When it comes to parenting an older teen, the ranks are firmly divided when it comes to sex. Some parents accept that their kids will make their own choices, and recognize that giving them education and protection is the only thing they can do.
Others are firmer about setting boundaries in the home between their kids and potential romantic partners. As with all things parenting, there's no one-size-fits-all method for keeping your teen safe and healthy.
In a popular AITA post, a dad asked if he's wrong for telling his son he can no longer bring his 'friend' to Thanksgiving after finding out they might be involved.
AITA for not letting my son's 'friend' stay for Thanksgiving?
I promised my son (16m) he could have his friend visit from out of town (I share custody with my ex-wife so he splits his time between our cities) and stay for Thanksgiving until school break was over.
However, I started to notice some suspicious behavior, “hi handsome ” as a greeting when they were facetiming, calling him “bub”, even my son's laugh when talking to him is different.
I decided to take a look at my son's phone, the very first thing I see in their messages, is a selfie of the 'friend' shirtless in bed. I knew for sure then. I told my son his 'friend' couldn't come for Thanksgiving and explained why.
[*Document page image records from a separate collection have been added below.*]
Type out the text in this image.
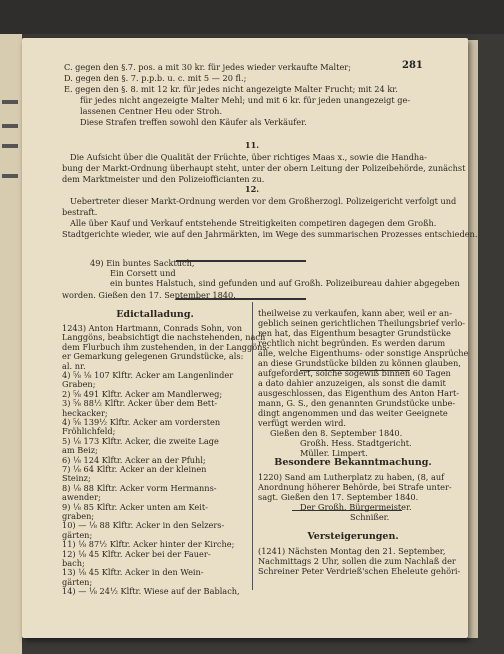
281
C. gegen den §.7. pos. a mit 30 kr. für jedes wieder verkaufte Malter;
D. gegen den §. 7. p.p.b. u. c. mit 5 — 20 fl.;
E. gegen den §. 8. mit 12 kr. für jedes nicht angezeigte Malter Frucht; mit 24 kr.
für jedes nicht angezeigte Malter Mehl; und mit 6 kr. für jeden unangezeigt ge-
lassenen Centner Heu oder Stroh.
Diese Strafen treffen sowohl den Käufer als Verkäufer.
11.
Die Aufsicht über die Qualität der Früchte, über richtiges Maas x., sowie die Handha-
bung der Markt-Ordnung überhaupt steht, unter der obern Leitung der Polizeibehörde, zunächst
dem Marktmeister und den Polizeiofficianten zu.
12.
Uebertreter dieser Markt-Ordnung werden vor dem Großherzogl. Polizeigericht verfolgt und
bestraft.
Alle über Kauf und Verkauf entstehende Streitigkeiten competiren dagegen dem Großh.
Stadtgerichte wieder, wie auf den Jahrmärkten, im Wege des summarischen Prozesses entschieden.
49) Ein buntes Sacktuch,
Ein Corsett und
ein buntes Halstuch, sind gefunden und auf Großh. Polizeibureau dahier abgegeben
worden. Gießen den 17. September 1840.
Edictalladung.
1243) Anton Hartmann, Conrads Sohn, von
Langgöns, beabsichtigt die nachstehenden, nach
dem Flurbuch ihm zustehenden, in der Langgöns-
er Gemarkung gelegenen Grundstücke, als:
al. nr.
4) ⅝ ⅛ 107 Klftr. Acker am Langenlinder
Graben;
2) ⅝ 491 Klftr. Acker am Mandlerweg;
3) ⅝ 88½ Klftr. Acker über dem Bett-
heckacker;
4) ⅝ 139½ Klftr. Acker am vordersten
Fröhlichfeld;
5) ⅛ 173 Klftr. Acker, die zweite Lage
am Beiz;
6) ⅛ 124 Klftr. Acker an der Pfuhl;
7) ⅛ 64 Klftr. Acker an der kleinen
Steinz;
8) ⅛ 88 Klftr. Acker vorm Hermanns-
awender;
9) ⅛ 85 Klftr. Acker unten am Keit-
graben;
10) — ⅛ 88 Klftr. Acker in den Selzers-
gärten;
11) ⅛ 87½ Klftr. Acker hinter der Kirche;
12) ⅛ 45 Klftr. Acker bei der Fauer-
bach;
13) ⅛ 45 Klftr. Acker in den Wein-
gärten;
14) — ⅛ 24½ Klftr. Wiese auf der Bablach,
theilweise zu verkaufen, kann aber, weil er an-
geblich seinen gerichtlichen Theilungsbrief verlo-
ren hat, das Eigenthum besagter Grundstücke
rechtlich nicht begründen. Es werden darum
alle, welche Eigenthums- oder sonstige Ansprüche
an diese Grundstücke bilden zu können glauben,
aufgefordert, solche sogewiß binnen 60 Tagen
a dato dahier anzuzeigen, als sonst die damit
ausgeschlossen, das Eigenthum des Anton Hart-
mann, G. S., den genannten Grundstücke unbe-
dingt angenommen und das weiter Geeignete
verfügt werden wird.
Gießen den 8. September 1840.
Großh. Hess. Stadtgericht.
Müller. Limpert.
Besondere Bekanntmachung.
1220) Sand am Lutherplatz zu haben, (8, auf
Anordnung höherer Behörde, bei Strafe unter-
sagt. Gießen den 17. September 1840.
Der Großh. Bürgermeister.
Schnißer.
Versteigerungen.
(1241) Nächsten Montag den 21. September,
Nachmittags 2 Uhr, sollen die zum Nachlaß der
Schreiner Peter Verdrieß'schen Eheleute gehöri-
His brother can't have his girlfriend over, he can't have his boyfriend over. Everyone is acting like I'm wrong for breaking the promise though. AITA?
Commenters had a lot of different takes on the situation.
NTA. Same rules for both children. Although kind of a d*ck move spying on his phone.
YTA for looking at your 16-year-old's phone without permission.
And why can't your kids have their SOs over if they want? Keeping them away from their boyfriend/girlfriend when they're at your place is only going to make them not want to spend time at your place.
I'm gonna put in my two cents.
It's a little weird to me that you immediately reacted with anger after seeing the messages - which were none of your business anyways dude, instead of asking yourself why your son might wanna hide this from you? YTA for that.
NTA. Your son lied to you, likely to get around your no romantic partner policy. You enforced the policy fairly. THAT SAID, looking at his phone at 16 is not a good idea.
It's just a violation of trust right at at time in his life when you need him to be willing to come to you when things get difficult. Yeah, he lied. It's a pretty understandable lie though. I'm willing to bet you lied for similar reasons at 16. I know I did.
NTA. You have a house rule, no romantic partner allowed, which you were already applying for your daughter.
Your son knew this rule, but try to get by it, hoping he can trick you because he's gay.
Your decision is correct, however, when you explain make sure to point out this has nothing to do with his sexuality, it's simply about the rule that needs to apply equally to both kids.
YTA. What's wrong with allowing the visit, just requiring that they sleep in separate rooms? Are you upset he's in a relationship at all and trying to police that? Seems a bit extreme. Just tell him house rules, no big PDA or private time.
EDIT: and why shouldn't his brother be allowed to have his GF visit (with the same house rules)? I just don't understand.
INFO: What did you actually agree to? You say 'I promised he could have his friend visit', but did he actually say 'my friend' or did he ask 'Can John Doe stay with us?'
There's a lot of unknowns here. Did you assume he was just a friend when you agreed? Was he just a friend when you agreed & then things changed? Is he currently a friend & they're just in the flirting stage?
As far as I read it, you havent actually described anything that's definitely 'a boyfriend' as far as modern dating goes. Clearly your son likes this boy, and they sound like they're flirting for sure, but that doesn't mean they are in a relationship.
I mean, I've had a friend say flirty things like that to me once or twice when they knew I don't even swing that way. And that's before we get to the 'going through his phone' issue.
Clearly, no one can agree on this one.